Rosyjskie media piszą, że taką wersję zabójstwa jako główną przyjęli już policjanci prowadzący sprawę. Śledczy są przekonani, że zbrodnię wymyślili, zaplanowali i przeprowadzili dwaj byli oficerowie czeczeńskiego oddziału specjalnego wojsk wewnętrznych „Północ": aresztowany Zaur Dadajew i zabity w czasie aresztowania Bisłan Szawanow.
„[Z materiałów śledztwa] Można wysnuć jednoznaczny wniosek: zabójstwo Borysa Niemcowa było osobistą inicjatywą Dadajewa i Szawanowa. Nie mieli żadnych zleceniodawców" – miał powiedzieć jeden ze śledczych rosyjskiej agencji Rosbałt. Mimo to śledztwo bada „krąg [ich] znajomych, przede wszystkim mieszkających za granicą". Dwaj główni podejrzani mieli wciągnąć do współpracy kolejnych czterech, z których dwaj byli krewnymi Dadajewa, a jeden – byłym czeczeńskim policjantem.
Rosyjscy opozycjoniści uznali wnioski śledczych za nonsens. „Prawdopodobnie spełniają się nasze najgorsze obawy, za zbrodnię będzie odpowiadał marny wykonawca. A prawdziwi zleceniodawcy morderstwa, chronieni powagą władzy państwowej, pozostaną na wolności" – stwierdził jeden z opozycjonistów młodszego pokolenia Ilia Jaszyn. Zażądał też od prokuratury, by jako świadka przesłuchała prezydenta Władimira Putina.
Główny oskarżony, który miał zastrzelić Niemcowa, Zaur Dadajew zeznał podobno, że zrobił to, gdyż Niemcow źle się wyrażał o islamie. Wcześniej jednak poinformował o tym były przełożony zabójcy prezydent Czeczenii Ramzan Kadyrow. „Był on głęboko wierzącym człowiekiem i jak wszyscy muzułmanie był głęboko wstrząśnięty »Charliem« [chodzi o karykatury wydrukowane we francuskim tygodniku „Charlie Hebdo"] i komentarzami popierającymi drukowanie karykatur" – stwierdził Kadyrow. „Prawdziwy wojownik", „prawdziwy patriota Rosji" – napisał o nim na Twitterze.

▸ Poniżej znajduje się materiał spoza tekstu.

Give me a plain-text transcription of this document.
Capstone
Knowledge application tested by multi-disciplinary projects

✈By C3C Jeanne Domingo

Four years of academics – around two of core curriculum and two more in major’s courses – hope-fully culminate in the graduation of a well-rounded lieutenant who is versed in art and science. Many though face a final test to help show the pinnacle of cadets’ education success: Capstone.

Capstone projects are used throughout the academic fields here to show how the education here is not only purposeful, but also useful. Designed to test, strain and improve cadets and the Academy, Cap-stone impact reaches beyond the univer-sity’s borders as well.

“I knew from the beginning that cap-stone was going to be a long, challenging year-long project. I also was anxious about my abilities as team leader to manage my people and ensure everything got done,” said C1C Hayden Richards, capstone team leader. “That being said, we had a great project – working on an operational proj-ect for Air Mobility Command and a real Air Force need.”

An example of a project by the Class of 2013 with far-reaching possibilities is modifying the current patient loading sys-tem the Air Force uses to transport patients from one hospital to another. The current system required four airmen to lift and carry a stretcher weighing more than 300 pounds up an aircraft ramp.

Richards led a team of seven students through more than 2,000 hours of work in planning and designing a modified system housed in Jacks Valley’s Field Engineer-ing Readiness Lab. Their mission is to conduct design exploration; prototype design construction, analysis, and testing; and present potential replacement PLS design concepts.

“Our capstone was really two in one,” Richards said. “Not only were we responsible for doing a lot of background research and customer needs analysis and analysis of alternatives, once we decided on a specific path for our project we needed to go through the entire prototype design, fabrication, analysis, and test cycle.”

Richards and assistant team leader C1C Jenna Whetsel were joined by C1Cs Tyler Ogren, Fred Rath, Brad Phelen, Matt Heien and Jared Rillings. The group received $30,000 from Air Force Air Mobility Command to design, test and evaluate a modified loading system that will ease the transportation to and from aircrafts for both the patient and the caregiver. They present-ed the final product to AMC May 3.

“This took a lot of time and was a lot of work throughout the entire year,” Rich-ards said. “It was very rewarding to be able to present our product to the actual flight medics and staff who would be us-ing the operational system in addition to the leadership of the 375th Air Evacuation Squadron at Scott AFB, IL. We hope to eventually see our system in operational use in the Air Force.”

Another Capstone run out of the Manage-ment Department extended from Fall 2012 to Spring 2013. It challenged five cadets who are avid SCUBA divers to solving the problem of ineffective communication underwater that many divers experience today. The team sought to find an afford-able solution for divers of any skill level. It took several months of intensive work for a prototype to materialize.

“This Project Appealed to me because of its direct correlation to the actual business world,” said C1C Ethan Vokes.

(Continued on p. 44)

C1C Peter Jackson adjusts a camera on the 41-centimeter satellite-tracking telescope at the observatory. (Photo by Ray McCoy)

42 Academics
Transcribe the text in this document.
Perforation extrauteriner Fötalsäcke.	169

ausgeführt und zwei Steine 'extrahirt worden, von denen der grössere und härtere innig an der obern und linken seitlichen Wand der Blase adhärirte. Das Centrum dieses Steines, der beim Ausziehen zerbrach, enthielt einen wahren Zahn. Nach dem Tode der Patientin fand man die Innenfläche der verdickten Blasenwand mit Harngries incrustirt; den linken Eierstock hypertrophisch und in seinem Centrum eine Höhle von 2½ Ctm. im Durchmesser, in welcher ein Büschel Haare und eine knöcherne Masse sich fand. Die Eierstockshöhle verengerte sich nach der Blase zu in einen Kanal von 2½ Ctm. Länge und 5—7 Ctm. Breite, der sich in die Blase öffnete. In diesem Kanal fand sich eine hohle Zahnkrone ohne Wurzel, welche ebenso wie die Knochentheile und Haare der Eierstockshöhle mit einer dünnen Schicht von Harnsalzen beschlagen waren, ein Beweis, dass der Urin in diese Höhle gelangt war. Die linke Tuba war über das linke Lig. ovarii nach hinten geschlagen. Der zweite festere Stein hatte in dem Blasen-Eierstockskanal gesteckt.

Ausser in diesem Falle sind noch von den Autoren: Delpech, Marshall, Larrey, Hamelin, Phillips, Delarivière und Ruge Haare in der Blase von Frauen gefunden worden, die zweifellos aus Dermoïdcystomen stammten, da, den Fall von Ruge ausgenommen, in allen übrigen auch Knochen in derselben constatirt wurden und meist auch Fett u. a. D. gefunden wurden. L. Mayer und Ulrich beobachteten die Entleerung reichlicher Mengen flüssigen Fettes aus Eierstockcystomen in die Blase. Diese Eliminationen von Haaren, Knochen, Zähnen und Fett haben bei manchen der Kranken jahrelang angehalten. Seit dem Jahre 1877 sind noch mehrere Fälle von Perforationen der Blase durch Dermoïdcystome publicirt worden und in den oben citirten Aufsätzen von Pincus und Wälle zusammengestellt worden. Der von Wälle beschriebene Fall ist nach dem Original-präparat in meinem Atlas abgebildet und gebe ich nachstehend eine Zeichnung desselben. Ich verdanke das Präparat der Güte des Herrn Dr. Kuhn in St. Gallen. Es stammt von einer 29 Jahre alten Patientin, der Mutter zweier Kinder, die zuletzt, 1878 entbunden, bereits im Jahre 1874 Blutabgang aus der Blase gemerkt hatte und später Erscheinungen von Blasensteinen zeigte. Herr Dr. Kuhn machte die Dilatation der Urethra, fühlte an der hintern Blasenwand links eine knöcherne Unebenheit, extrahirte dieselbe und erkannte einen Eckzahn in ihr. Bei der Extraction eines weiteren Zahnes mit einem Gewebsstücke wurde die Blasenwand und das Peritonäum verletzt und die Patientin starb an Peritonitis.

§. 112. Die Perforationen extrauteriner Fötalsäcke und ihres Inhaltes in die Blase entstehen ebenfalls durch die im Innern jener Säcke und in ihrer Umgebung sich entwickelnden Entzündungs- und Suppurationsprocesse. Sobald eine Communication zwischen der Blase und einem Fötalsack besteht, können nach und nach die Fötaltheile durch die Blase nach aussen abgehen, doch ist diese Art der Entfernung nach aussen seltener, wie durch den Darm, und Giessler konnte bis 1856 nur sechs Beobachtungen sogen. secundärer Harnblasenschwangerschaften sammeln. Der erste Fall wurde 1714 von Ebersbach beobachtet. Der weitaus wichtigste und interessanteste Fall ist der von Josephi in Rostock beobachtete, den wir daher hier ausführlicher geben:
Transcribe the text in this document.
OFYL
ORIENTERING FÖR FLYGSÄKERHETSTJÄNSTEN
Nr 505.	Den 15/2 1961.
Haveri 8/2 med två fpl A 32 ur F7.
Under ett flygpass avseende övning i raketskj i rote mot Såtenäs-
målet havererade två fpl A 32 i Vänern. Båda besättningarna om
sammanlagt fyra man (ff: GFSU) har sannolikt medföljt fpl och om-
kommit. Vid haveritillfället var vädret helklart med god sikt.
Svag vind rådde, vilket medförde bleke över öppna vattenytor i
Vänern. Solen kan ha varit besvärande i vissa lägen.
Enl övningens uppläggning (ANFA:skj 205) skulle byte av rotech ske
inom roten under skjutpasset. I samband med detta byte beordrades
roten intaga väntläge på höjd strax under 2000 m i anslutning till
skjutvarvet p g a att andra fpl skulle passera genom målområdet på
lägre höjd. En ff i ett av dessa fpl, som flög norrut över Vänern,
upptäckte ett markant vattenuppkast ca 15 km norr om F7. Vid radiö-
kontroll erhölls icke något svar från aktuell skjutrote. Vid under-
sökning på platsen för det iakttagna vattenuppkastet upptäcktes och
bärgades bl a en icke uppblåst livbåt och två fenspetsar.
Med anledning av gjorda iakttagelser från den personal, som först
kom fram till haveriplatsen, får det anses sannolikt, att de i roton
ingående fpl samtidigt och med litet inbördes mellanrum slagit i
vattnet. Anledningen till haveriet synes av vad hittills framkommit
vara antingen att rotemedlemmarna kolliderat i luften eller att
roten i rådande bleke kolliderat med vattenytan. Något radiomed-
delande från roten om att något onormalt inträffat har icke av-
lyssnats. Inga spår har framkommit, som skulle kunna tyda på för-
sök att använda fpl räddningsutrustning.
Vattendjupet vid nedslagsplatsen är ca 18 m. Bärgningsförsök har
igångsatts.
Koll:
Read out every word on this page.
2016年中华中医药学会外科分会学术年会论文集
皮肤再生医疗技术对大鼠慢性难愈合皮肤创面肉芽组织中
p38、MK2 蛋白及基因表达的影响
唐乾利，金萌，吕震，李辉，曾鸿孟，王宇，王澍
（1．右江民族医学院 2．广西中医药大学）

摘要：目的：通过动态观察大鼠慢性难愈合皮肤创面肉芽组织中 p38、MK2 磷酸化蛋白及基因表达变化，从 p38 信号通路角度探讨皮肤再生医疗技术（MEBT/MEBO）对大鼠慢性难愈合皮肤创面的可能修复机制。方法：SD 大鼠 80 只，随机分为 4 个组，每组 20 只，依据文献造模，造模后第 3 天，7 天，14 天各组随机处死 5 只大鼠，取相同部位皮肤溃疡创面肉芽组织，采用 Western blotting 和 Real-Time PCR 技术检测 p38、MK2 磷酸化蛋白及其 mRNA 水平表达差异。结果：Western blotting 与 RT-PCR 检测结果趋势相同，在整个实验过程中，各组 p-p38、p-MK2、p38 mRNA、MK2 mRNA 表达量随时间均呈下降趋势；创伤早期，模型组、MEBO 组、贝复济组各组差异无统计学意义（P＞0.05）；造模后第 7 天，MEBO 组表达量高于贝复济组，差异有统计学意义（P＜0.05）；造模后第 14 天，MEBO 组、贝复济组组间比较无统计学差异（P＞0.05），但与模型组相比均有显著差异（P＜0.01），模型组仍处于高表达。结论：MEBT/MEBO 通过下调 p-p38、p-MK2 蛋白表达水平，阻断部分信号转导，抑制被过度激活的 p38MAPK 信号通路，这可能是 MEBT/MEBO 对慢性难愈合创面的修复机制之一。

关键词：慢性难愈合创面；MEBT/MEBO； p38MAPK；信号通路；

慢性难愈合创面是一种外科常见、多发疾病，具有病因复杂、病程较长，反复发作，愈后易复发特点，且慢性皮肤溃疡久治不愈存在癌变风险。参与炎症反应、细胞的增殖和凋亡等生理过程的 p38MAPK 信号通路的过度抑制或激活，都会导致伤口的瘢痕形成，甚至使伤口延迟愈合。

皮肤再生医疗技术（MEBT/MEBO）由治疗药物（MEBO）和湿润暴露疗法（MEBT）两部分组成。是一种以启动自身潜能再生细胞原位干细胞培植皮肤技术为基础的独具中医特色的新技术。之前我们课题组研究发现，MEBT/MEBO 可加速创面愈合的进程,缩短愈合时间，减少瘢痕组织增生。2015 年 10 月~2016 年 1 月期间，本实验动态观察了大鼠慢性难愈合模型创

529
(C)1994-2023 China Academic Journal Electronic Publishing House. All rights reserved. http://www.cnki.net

Jednakże spośród rosyjskich polityków Borys Niemcow jako jeden z nielicznych wypowiadał się o tragedii w redakcji „Charlie Hebdo" bardzo umiarkowanie. W tekście „Islamska opozycja" dokonał porównania islamu z chrześcijaństwem. Stwierdził, że wyznanie młodsze o 600 lat znajduje się obecnie na etapie rozwoju chrześcijaństwa XIV–XV wieku ze wszystkimi przypadłościami (w tym własną inkwizycją) – zalecał jednak cierpliwość.